Siesta
—¿Sexo sin pagar?¿A tu edad?
¡No me lo creo!
—Como te lo digo, dos
franchutas, la mar de buenas, una rubia, la otra morena, venían por ese camino,
iban perdidas, buscaban una granja que está al otro lado del valle, me vieron
aireando la paja con la horca y no sé qué les entró al verme, tal vez porque
iba descamisado, que vinieron directas a por mí.
—Sí, hombre, a por ti, con setenta y nueve años.
—Setenta y ocho, aún me quedan dos meses,
no como a ti. Uno que es atractivo.
—Y, ¿qué pasó?
—Venían sudadas y cansadas,
les ofrecí beber agüita fría de mi cántaro.
—¿Me lo pasas?
—Ten.
—Y, qué más?
—Se sentaron ahí en la sombra,
en el poyo ese, les ofrecí el agua, sus camisetas de colores vivos transpiraban
y se transparentaban sus senos. Eran firmes, del tamaño justo de las copas de
champagne. Yo las miraba entre incrédulo y sorprendido y se conoce que a ellas mi
desconcierto les gustó y no paraban de reírse y de mirarse divertidas. Como si se
burlaran o estuvieran coqueteando conmigo, te lo juro, Raimundo, estaban para
comérselas, pero no para mi boca hambrienta, por supuesto.
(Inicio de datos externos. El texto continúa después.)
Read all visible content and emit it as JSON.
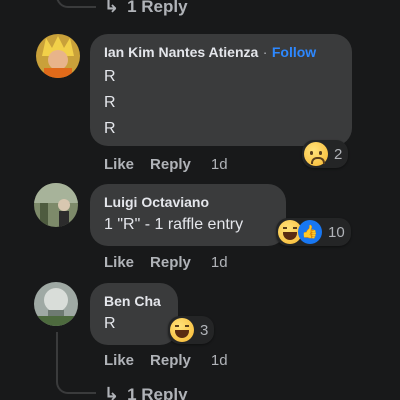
{
  "top_reply": {
    "label": "1 Reply"
  },
  "bottom_reply": {
    "label": "1 Reply"
  },
  "comments": [
    {
      "author": "Ian Kim Nantes Atienza",
      "separator": "·",
      "follow": "Follow",
      "lines": [
        "R",
        "R",
        "R"
      ],
      "like": "Like",
      "reply": "Reply",
      "time": "1d",
      "reaction_count": "2",
      "reactions": [
        "sad-emoji"
      ]
    },
    {
      "author": "Luigi Octaviano",
      "text": "1 \"R\" - 1 raffle entry",
      "like": "Like",
      "reply": "Reply",
      "time": "1d",
      "reaction_count": "10",
      "reactions": [
        "haha-emoji",
        "like-emoji"
      ]
    },
    {
      "author": "Ben Cha",
      "text": "R",
      "like": "Like",
      "reply": "Reply",
      "time": "1d",
      "reaction_count": "3",
      "reactions": [
        "haha-emoji"
      ]
    }
  ],
  "colors": {
    "background": "#18191a",
    "bubble": "#3a3b3c",
    "follow": "#2d88ff",
    "secondary_text": "#b0b3b8"
  }
}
Estoy seguro que les
debí parecer un viejo demonio con mi horca y mis pantalones rojos.
—Y, ¿cuándo fue eso, Teofilo?
—Hace unos días, a principio
del pasado mes de julio, a media mañana, el calor era sofocante, me acababa de duchar
y ya estaba casi sudando; lo que más me apetecía era acabar con el pajar y volver
a la ducha.
—Y esas supuestas francesillas,
¿cómo eran?
—De película. Vestían shorts ajustados,
sandalias de cuerda y camisetas: una naranja y la otra verdosa. No debían tener
más de veinticinco, eso es seguro. Mientras bebían les caía el agua por la canalera, yo
creo que lo hacían a posta o casi y a mí se me caía la baba. Estaban sedientas
y juguetonas. Se echaban miraditas sin parar y se reían como si estuvieran en
un plató de esos. Yo pensé: esas son bolleras. Luego cuando preguntaron por la
granja sin quitar ojo a mi entrepierna, lo reconsideré. Con todo no podía sospechar
lo que iba a ocurrir después. Incluso ahora pienso que tal vez no ocurriera
nada y todo fue un delirio mío, porqué lo que recuerdo que pasó es literalmente
increíble. Ellas estaban muy cerca de mi. Olían a lavanda fresca, el mismo
perfume o a mí me lo pareció que usaba mi mujer, que en paz descanse.
—¿Y os entendías en francés?
—No nos hizo falta. La rubia
me metió mano al paquete. Así, como te lo digo con toda la naturalidad del
mundo, mientras la morena me desabrochaba el cinturón.
—¡Hala, tío!, que no me lo
creo, ya te lo he dicho. Y tú, ¿qué hiciste?
—¿Qué iba a hacer?, Al
principio me resistí, luego, lo acepté. Me apoyé en esa columna, sin decirles
nada, cerré los ojos y les dejé hacer.
—¿Y, entonces?
—Me bajaron los pantalones,
hurgaron por mis calzoncillos y sacaron a la luz el artefacto. Se conoce que
tenían mucha práctica, luego pensé que serían actrices porno por lo bien que
manejaron la situación. No dejaron ni una gota, realmente estaban
sedientas.
—No me lo creo, Teofilo, no me creo que te la limpiaran.
—Ni yo, Raimundo, ni yo. Ya te
digo que puede que todo fuera fruto de mi imaginación. Lo que sí es cierto es
que me tiré luego una siesta de día entero y sin pizca de calor.